4.10 Reporting of Suspicious Activities

All customer transactions are subject to continuous monitoring and review. When the Compliance Officer or the local MLRO determines that a particular customer or transaction requires further investigation, ebankers must carry out the investigation, providing complete information and performing the necessary analyses.

Any director or employee who suspects money laundering must immediately report their suspicions to the Compliance Officer or the local MLRO in writing, including full details. All signs of suspected money laundering are reportable, even if they come to the ebanker's attention after the transaction has occurred, the record has been closed, or the transaction was conducted by someone else. By making the report, the director or employee will have fulfilled their legal obligations.

Revealing to a suspect or a third party that a report has been made to the Compliance Officer or local MLRO, or that an investigation is underway, is a violation of conduct as it may interfere with the investigation. Questioning a customer about a specific transaction to determine their identity or source of income does not constitute a violation. In the case of a suspicious activity report being made, care should be taken to ensure that the customer or individual mentioned is unaware of it.
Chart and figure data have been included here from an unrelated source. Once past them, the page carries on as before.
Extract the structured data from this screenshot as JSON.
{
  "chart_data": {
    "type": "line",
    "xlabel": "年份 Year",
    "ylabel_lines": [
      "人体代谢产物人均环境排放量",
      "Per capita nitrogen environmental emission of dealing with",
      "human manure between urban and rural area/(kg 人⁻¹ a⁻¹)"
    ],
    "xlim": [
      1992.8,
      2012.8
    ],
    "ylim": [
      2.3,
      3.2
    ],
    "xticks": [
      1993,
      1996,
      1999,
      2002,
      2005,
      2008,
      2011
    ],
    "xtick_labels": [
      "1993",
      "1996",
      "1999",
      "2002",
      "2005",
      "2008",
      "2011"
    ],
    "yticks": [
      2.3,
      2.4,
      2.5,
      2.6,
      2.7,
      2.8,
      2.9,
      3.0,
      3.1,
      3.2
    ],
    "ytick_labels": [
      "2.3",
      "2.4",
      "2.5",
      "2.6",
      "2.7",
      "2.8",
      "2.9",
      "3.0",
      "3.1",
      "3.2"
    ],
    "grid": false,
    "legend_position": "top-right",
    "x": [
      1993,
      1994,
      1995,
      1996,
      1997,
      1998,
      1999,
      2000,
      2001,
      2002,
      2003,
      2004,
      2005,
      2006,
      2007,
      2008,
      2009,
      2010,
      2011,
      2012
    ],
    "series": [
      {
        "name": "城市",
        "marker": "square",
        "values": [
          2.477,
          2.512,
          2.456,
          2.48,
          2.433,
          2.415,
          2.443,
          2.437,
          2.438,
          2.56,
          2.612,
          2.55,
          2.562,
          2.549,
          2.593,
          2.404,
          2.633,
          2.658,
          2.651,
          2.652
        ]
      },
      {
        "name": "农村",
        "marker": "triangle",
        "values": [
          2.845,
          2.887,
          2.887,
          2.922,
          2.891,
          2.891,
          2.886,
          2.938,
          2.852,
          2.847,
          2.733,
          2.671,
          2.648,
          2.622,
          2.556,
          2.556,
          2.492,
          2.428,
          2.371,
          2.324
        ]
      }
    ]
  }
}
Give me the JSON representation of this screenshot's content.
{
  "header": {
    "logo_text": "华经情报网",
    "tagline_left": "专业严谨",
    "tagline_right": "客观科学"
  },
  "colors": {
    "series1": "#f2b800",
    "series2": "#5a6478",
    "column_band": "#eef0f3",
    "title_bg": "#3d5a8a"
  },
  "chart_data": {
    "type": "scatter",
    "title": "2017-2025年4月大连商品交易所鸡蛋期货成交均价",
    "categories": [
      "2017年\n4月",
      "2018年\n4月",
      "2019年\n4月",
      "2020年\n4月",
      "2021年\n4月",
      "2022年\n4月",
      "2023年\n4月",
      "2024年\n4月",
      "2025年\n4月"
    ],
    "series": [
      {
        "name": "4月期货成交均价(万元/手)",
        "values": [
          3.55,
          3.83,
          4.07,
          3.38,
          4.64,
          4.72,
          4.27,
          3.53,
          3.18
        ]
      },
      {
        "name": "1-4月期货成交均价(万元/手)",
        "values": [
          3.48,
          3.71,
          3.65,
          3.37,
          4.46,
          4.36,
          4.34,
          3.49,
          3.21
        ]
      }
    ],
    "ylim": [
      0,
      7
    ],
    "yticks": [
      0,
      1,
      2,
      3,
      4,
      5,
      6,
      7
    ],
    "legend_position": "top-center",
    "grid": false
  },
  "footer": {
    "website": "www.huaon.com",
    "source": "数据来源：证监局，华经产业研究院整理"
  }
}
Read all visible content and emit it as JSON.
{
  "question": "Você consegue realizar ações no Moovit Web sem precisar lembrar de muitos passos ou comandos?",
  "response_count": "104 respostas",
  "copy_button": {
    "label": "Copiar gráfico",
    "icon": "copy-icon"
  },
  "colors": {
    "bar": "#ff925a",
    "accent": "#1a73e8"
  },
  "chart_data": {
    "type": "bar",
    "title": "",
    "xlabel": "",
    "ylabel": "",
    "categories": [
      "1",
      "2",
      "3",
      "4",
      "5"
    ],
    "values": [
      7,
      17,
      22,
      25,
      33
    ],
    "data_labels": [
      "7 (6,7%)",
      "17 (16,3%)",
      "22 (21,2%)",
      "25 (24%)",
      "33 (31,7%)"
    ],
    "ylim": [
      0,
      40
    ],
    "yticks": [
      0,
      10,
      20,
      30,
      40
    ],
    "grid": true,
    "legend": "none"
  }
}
If suspicious signs of money laundering are identified, the transaction must be blocked and must not proceed without the approval of the Compliance Officer or local MLRO. The Compliance Officer or local MLRO will receive reports related to any suspicion of money laundering or actual money laundering and will record, investigate, and report the suspicion to the relevant authorities if necessary. Reporting money laundering suspicions to authorities does not constitute a breach of confidentiality toward the customer and provides important safeguards to EBANX.

If reports are not made to the authorities, all details of the decision to not report must be documented. All notifications will be processed with the utmost confidentiality. However, there may be circumstances where EBANX will be required to disclose the identity of those involved in the suspicion, such as when compelled by law. In such a case, anonymity cannot be guaranteed.

Any ebanker who fails to report a transaction known to be suspicious of money laundering or actual money laundering will be subject to disciplinary and legal measures unless they demonstrate reasonable grounds for not reporting to the Compliance Officer or local MLRO. Ebankers are therefore informed that they must report such transactions to the Compliance Officer or local MLRO, no matter how superficial they may seem.

The ebanker may discuss the situation beforehand with their direct manager, who may take responsibility for making the report to the Compliance Officer or local MLRO.

Examples of transactions that may raise suspicion of money laundering are listed below, but by themselves, they may not necessarily generate enough suspicion for a report:

  • Settlement of payments of high or unusual amounts in cash;

  • Purchase and sale transactions without a clear purpose or in unusual circumstances;

  • Instructions to direct funds to a different bank account than previously agreed or in the name of a third party;

  • Any transaction where one of the parties is unknown or that has an unusual volume or frequency;

  • Transactions where the investor is a foreign person and both are based in countries with high levels of drug production or trafficking.


Ebankers are not expected to know or establish the exact nature of any crime or definitively identify funds or properties as being proceeds of crime or terrorist financing.




5. Normative References

ID 70 - Code of Conduct




6. Publication and Distribution of Policies

Any new policy or modification to an existing document must be made available to all relevant parties.

Policies are available for consultation by ebankers on OneTrust, in the "Policies" section.

Public documents can be found on EBANX's websites.